Tonight proves why there’s such a buzz around 3TEETH. With no screens, and minimal smoke and stage-extras, they absolutely smash their way through this support slot – they’ve got the look, they’ve got the songs, but most of all they’re hungry to keep going and growing.
I never saw Ministry back in the ‘80s, so I can’t tell you how this compares to their heyday shows. But tonight – an extravagant, gonzo barrage of angry political sloganeering, tightly-controlled sonic mayhem, and pantomime theatrics – makes the reason for their longevity clear.
I miss the intro music and a song or two when I’m backstage chatting to Alexis, but I walk in just as a montage of surreal 4Chan footage reaches its peak and they slam into some tracks from the recent Amerikkkant. A Ministry show is ambrosia to those in short supply of attention span, with the stage a kinetic blur of lights, psychedelic screens, wild people who may or may not be playing instruments, flags, and bird skull sculptures. And that’s before you consider that Al himself is there too, of course, showing absolutely no signs of slowing down whatsoever at the ripe old age of 60: on the contrary, he’s a one-man entertainment troop of wild gestures, boundless energy, fluid facial expressions and bizarre quips.

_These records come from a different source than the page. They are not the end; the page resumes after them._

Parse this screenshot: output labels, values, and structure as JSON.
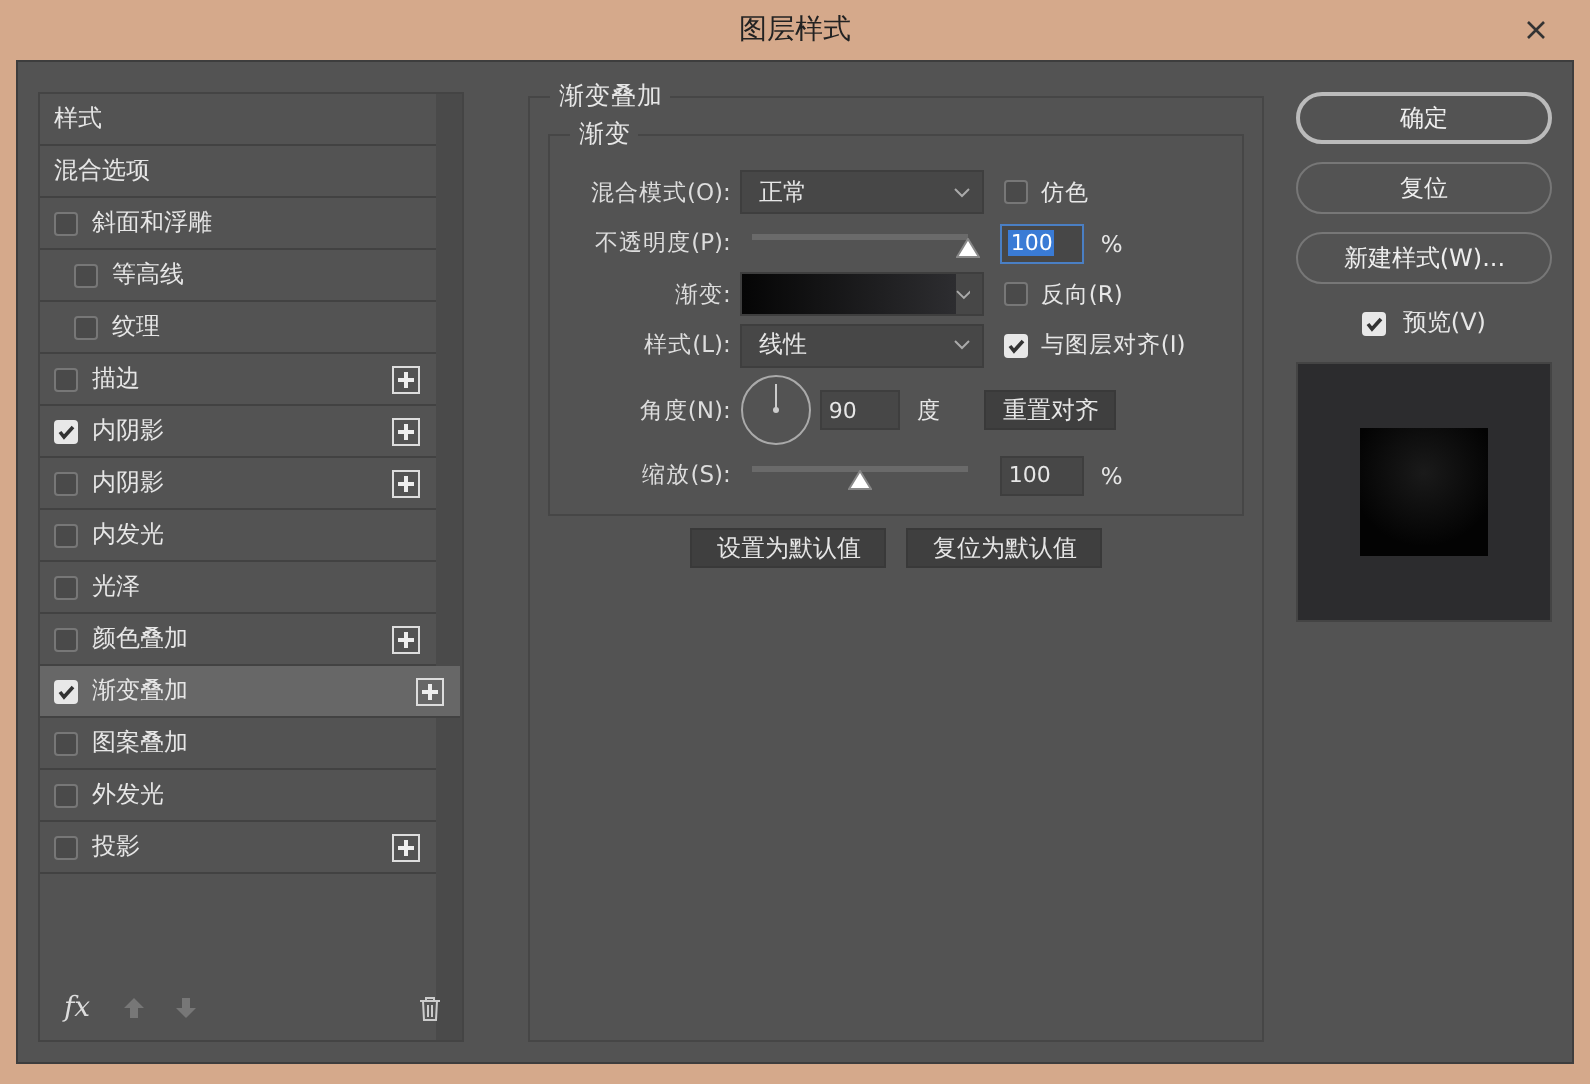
{
  "window": {
    "title": "图层样式"
  },
  "sidebar": {
    "items": [
      {
        "kind": "header",
        "label": "样式",
        "selected": false
      },
      {
        "kind": "header",
        "label": "混合选项",
        "selected": false
      },
      {
        "kind": "check",
        "label": "斜面和浮雕",
        "checked": false,
        "add_button": false,
        "selected": false,
        "children": [
          {
            "kind": "check",
            "label": "等高线",
            "checked": false,
            "add_button": false,
            "selected": false
          },
          {
            "kind": "check",
            "label": "纹理",
            "checked": false,
            "add_button": false,
            "selected": false
          }
        ]
      },
      {
        "kind": "check",
        "label": "描边",
        "checked": false,
        "add_button": true,
        "selected": false
      },
      {
        "kind": "check",
        "label": "内阴影",
        "checked": true,
        "add_button": true,
        "selected": false
      },
      {
        "kind": "check",
        "label": "内阴影",
        "checked": false,
        "add_button": true,
        "selected": false
      },
      {
        "kind": "check",
        "label": "内发光",
        "checked": false,
        "add_button": false,
        "selected": false
      },
      {
        "kind": "check",
        "label": "光泽",
        "checked": false,
        "add_button": false,
        "selected": false
      },
      {
        "kind": "check",
        "label": "颜色叠加",
        "checked": false,
        "add_button": true,
        "selected": false
      },
      {
        "kind": "check",
        "label": "渐变叠加",
        "checked": true,
        "add_button": true,
        "selected": true
      },
      {
        "kind": "check",
        "label": "图案叠加",
        "checked": false,
        "add_button": false,
        "selected": false
      },
      {
        "kind": "check",
        "label": "外发光",
        "checked": false,
        "add_button": false,
        "selected": false
      },
      {
        "kind": "check",
        "label": "投影",
        "checked": false,
        "add_button": true,
        "selected": false
      }
    ],
    "effects_button": "fx"
  },
  "panel": {
    "title": "渐变叠加",
    "group_title": "渐变",
    "blend_mode": {
      "label": "混合模式(O):",
      "value": "正常"
    },
    "dither": {
      "label": "仿色",
      "checked": false
    },
    "opacity": {
      "label": "不透明度(P):",
      "level": 1,
      "value": "100",
      "unit": "%"
    },
    "gradient": {
      "label": "渐变:"
    },
    "reverse": {
      "label": "反向(R)",
      "checked": false
    },
    "style": {
      "label": "样式(L):",
      "value": "线性"
    },
    "align": {
      "label": "与图层对齐(I)",
      "checked": true
    },
    "angle": {
      "label": "角度(N):",
      "value": "90",
      "unit": "度"
    },
    "reset_align_button": "重置对齐",
    "scale": {
      "label": "缩放(S):",
      "level": 0.5,
      "value": "100",
      "unit": "%"
    },
    "buttons": [
      "设置为默认值",
      "复位为默认值"
    ]
  },
  "actions": {
    "buttons": [
      {
        "label": "确定",
        "default": true
      },
      {
        "label": "复位",
        "default": false
      },
      {
        "label": "新建样式(W)...",
        "default": false
      }
    ],
    "preview": {
      "label": "预览(V)",
      "checked": true
    }
  }
}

The first half sees Ministry crack on through lots of more recent material, including ‘Wargasm’, ‘Antifa’ (complete with anarchist banners unfurled and paraded around the stage), ‘Game Over’ and ‘Amerikkka’. If such tracks aren’t exactly essential home-listening for me, they stand up very well live, with the whole show run to perfection, and the all-important samples synched with razor-sharp accuracy.
Following an early departure from the stage that fools no-one, Al returns to announce “enough of all that political shit. Here’s your doggy treats”, obviously a cue for some crowd-pleasing classic material. ‘Stigmata’ – hated by Al, apparently written in minutes, and a set-closer for goth-parties the world over – still sounds fresh over thirty years since its release, as does ‘Jesus Built My Hotrod’, reprised and souped-up for the stage. Ministry obviously visited Pets at Home recently, feeding us rabid canines our meaty snacks in the form of ‘NWO’ and ‘Thieves’, the latter sounding especially tight and punchy. And you’ve got to love watching William Burroughs’s shotgun art in the background for ‘Just One Fix’, blasting apart reality and image and language and society with verbal buckshot.
It all gets even more surreal in the last few minutes, when Al offers us a choice between Revolting Cocks’ ‘No Devotion’ or an early track from Ministry’s controversial synth-pop origins, ‘Everyday is Halloween’ from 1984. Opting for the latter performed on acoustics – Ministry with acoustics! – we’re pleased to be dished out a true Pedigree Tasty Treat, the track being seldom played, apparently only at Paris and Berlin shows. It’s a good track, Al still pulls off the cleaner vocals, and it’s a great choice for set closer, even if I think they could do a killer heavy and revamped update.
With local legends, rising stars, and genre pioneers all on fine form this evening, Old Empire have pulled out yet another amazing show that’ll stick with us for a long time.